Y décimo y finalmente, consideramos su interpretación, dijo el salmista, “amplio sobremanera es tu mandamiento” (119:96). Tan comprensiva es la Ley Moral que su autoridad se extiende a todas las acciones morales de nuestras vidas. El resto de las Escrituras no son más que un comentario de los Diez Mandamientos, sea animándonos a la obediencia con argumentos, atrayéndonos con promesas, restringiéndonos de la transgresión con amenazas o estimulándonos hacia las promesas y alejándonos de las transgresiones mediante ejemplos registrados en las porciones históricas. Correctamente entendidos, los preceptos del Nuevo Testamento no son sino explicaciones, amplificaciones y aplicaciones de los Diez Mandamientos. Se debe observar cuidadosamente que en las cosas expresamente mandadas o prohibidas siempre se implica más de lo que formalmente se declara.
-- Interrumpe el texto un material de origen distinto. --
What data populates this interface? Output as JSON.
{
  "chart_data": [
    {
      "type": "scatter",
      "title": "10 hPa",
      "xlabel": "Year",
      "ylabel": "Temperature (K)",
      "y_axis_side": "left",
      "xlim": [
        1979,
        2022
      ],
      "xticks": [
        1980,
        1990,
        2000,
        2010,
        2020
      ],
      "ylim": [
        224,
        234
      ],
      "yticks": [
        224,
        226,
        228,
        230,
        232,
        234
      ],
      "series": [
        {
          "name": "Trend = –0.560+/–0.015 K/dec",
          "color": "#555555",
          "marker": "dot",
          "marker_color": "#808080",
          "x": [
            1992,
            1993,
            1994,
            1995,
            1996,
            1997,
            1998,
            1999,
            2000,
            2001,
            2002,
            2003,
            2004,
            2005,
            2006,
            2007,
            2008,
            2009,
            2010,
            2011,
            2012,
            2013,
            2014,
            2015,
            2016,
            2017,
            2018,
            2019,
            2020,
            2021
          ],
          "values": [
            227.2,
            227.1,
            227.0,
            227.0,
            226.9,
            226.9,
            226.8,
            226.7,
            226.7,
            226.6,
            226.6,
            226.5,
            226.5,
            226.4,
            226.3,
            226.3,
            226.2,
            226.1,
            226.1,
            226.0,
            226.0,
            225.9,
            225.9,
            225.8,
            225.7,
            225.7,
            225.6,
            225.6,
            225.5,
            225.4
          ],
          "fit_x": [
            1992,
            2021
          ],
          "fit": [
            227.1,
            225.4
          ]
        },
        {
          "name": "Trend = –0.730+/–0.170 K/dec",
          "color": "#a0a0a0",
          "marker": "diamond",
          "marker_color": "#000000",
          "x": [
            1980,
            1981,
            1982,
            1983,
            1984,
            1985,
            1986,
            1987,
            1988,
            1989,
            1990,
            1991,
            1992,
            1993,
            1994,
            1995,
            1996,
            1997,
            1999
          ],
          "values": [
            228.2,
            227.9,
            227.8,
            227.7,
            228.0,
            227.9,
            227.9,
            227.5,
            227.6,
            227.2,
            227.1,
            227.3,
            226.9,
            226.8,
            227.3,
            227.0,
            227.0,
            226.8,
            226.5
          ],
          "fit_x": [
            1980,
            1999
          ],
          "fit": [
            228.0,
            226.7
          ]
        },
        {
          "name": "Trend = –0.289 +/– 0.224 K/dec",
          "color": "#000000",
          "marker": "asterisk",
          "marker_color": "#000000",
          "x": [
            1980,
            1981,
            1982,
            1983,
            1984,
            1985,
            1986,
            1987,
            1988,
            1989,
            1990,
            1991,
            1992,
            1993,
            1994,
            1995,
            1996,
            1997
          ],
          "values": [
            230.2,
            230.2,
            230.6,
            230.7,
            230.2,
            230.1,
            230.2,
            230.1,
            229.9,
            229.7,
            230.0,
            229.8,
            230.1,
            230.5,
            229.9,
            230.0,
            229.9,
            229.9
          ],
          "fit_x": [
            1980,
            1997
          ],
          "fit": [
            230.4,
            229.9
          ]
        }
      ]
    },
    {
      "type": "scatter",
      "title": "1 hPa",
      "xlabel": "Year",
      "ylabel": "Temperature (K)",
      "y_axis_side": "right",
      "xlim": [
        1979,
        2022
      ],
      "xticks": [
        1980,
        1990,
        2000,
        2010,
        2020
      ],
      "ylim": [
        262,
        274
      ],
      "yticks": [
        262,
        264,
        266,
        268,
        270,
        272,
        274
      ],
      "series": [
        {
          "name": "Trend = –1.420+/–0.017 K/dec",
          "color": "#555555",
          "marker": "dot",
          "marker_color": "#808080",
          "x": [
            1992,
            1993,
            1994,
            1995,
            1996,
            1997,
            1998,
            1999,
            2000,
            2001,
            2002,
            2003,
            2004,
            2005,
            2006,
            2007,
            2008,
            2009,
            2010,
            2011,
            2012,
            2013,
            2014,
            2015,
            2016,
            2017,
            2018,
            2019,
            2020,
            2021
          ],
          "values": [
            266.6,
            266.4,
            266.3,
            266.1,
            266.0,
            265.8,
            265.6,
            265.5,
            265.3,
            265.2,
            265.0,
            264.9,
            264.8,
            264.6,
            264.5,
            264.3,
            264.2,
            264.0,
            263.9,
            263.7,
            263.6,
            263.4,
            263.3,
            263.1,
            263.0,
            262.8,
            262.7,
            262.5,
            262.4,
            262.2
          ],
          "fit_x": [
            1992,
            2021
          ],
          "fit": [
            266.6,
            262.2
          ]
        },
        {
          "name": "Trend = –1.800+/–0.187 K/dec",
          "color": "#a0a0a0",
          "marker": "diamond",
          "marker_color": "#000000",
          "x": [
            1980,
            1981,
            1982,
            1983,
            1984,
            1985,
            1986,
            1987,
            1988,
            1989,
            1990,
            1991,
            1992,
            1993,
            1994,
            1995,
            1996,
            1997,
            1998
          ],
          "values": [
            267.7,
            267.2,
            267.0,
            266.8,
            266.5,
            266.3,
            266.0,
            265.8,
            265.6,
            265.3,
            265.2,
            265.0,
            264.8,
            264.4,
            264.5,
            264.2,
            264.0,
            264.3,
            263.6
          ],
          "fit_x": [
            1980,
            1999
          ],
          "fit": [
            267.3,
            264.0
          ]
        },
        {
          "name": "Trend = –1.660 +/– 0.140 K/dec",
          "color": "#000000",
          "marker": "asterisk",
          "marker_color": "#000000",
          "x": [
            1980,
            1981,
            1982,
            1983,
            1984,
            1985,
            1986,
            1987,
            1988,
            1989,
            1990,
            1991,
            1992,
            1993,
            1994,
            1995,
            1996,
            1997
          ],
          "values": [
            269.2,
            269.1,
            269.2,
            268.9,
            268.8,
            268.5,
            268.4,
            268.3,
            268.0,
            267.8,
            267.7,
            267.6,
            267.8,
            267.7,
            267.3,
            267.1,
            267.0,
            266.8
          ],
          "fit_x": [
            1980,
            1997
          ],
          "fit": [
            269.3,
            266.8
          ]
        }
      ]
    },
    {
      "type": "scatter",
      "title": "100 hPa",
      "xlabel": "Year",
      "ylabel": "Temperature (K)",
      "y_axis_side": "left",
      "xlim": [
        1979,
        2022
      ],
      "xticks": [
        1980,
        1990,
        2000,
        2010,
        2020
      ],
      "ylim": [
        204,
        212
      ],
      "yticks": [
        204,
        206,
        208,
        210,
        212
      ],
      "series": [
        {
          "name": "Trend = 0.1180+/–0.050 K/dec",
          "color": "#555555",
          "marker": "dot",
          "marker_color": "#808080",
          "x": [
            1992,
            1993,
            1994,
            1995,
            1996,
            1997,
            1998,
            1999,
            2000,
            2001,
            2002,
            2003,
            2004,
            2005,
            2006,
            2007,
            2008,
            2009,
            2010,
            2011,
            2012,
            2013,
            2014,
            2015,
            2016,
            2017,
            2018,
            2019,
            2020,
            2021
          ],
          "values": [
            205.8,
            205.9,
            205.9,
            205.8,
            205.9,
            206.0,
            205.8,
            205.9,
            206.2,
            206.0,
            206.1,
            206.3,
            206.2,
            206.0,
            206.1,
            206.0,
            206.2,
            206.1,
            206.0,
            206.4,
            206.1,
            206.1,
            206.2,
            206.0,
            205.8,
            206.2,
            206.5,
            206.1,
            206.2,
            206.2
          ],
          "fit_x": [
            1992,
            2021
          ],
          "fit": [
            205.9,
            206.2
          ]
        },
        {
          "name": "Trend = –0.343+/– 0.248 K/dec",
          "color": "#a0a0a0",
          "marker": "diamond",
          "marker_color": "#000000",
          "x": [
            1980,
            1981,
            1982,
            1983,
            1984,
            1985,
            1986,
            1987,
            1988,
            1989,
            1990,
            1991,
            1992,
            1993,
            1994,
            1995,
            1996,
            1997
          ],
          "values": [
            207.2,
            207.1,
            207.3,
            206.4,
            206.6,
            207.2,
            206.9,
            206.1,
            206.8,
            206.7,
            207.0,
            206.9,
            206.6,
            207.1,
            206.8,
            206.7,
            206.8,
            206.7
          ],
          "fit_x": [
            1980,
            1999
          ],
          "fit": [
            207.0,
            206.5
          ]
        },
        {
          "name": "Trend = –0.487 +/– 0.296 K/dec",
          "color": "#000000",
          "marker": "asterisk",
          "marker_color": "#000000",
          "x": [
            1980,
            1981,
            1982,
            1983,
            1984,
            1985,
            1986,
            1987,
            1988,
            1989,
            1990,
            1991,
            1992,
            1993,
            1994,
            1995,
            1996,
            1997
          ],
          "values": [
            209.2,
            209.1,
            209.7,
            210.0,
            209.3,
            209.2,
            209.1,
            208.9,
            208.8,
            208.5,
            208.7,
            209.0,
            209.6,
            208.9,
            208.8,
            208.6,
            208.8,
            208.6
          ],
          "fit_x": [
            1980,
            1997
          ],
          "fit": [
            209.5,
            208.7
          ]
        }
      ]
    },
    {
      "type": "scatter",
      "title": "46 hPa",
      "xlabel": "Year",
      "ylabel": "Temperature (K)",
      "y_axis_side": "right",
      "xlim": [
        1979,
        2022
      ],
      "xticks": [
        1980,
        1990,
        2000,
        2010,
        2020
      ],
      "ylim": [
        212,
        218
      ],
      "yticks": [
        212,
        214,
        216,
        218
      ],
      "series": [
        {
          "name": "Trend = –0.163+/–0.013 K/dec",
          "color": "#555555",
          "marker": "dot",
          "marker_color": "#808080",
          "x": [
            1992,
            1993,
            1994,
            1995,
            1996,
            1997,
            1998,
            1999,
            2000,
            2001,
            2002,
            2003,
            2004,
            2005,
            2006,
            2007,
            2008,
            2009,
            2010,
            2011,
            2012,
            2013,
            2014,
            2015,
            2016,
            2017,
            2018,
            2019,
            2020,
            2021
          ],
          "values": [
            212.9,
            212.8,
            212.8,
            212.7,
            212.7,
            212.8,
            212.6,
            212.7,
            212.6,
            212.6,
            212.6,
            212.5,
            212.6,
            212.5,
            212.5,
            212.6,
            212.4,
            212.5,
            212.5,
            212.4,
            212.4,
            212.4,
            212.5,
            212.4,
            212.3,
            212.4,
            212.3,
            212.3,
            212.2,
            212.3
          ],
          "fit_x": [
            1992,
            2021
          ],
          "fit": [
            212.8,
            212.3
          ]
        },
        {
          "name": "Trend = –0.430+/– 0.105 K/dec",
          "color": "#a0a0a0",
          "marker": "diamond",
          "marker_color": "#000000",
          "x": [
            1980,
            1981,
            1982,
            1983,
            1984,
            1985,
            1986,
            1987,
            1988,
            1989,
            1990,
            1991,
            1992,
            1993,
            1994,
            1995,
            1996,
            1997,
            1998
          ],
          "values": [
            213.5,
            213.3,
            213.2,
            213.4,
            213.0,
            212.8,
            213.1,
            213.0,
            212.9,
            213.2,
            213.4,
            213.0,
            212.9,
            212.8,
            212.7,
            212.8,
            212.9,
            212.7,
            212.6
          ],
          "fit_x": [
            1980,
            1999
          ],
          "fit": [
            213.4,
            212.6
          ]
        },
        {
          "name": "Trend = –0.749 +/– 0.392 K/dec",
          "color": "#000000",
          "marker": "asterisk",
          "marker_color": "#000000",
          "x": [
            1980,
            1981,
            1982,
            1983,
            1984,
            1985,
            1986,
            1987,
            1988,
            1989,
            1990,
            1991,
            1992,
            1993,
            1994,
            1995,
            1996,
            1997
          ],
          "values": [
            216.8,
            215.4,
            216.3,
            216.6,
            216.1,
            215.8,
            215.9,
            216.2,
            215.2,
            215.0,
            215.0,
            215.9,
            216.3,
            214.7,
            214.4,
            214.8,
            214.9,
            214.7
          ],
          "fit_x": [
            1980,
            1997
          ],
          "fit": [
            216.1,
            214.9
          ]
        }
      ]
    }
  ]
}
Pero seamos más específicos.
Primero, en cada Mandamiento el principal deber o pecado se toma como un representante de todos los deberes o pecados menores, y el acto visible es tomado como representativo de todos los afectos que le están relacionados. Cualquiera que sea el nombre del pecado específico, todos los pecados del mismo tipo, con todas las causas y provocaciones del mismo, están prohibidas, ya que Cristo explicó que el sexto mandamiento condena no solamente el homicidio, sino también el impetuoso enojo del corazón. Segundo, cuando cualquier vicio se prohíbe, la virtud contraria es ensalzada, y cuando cualquier virtud es mandada, el vicio contrario es condenado. Por ejemplo, en el tercer mandamiento Dios prohíbe tomar Su nombre en vano, así que, por consecuencia necesaria, se ordena santificar Su nombre. Y como el octavo mandamiento prohíbe robar, así igualmente requiere el deber contrario: ganarse la vida y pagar por lo que recibimos (Efesios 4:28).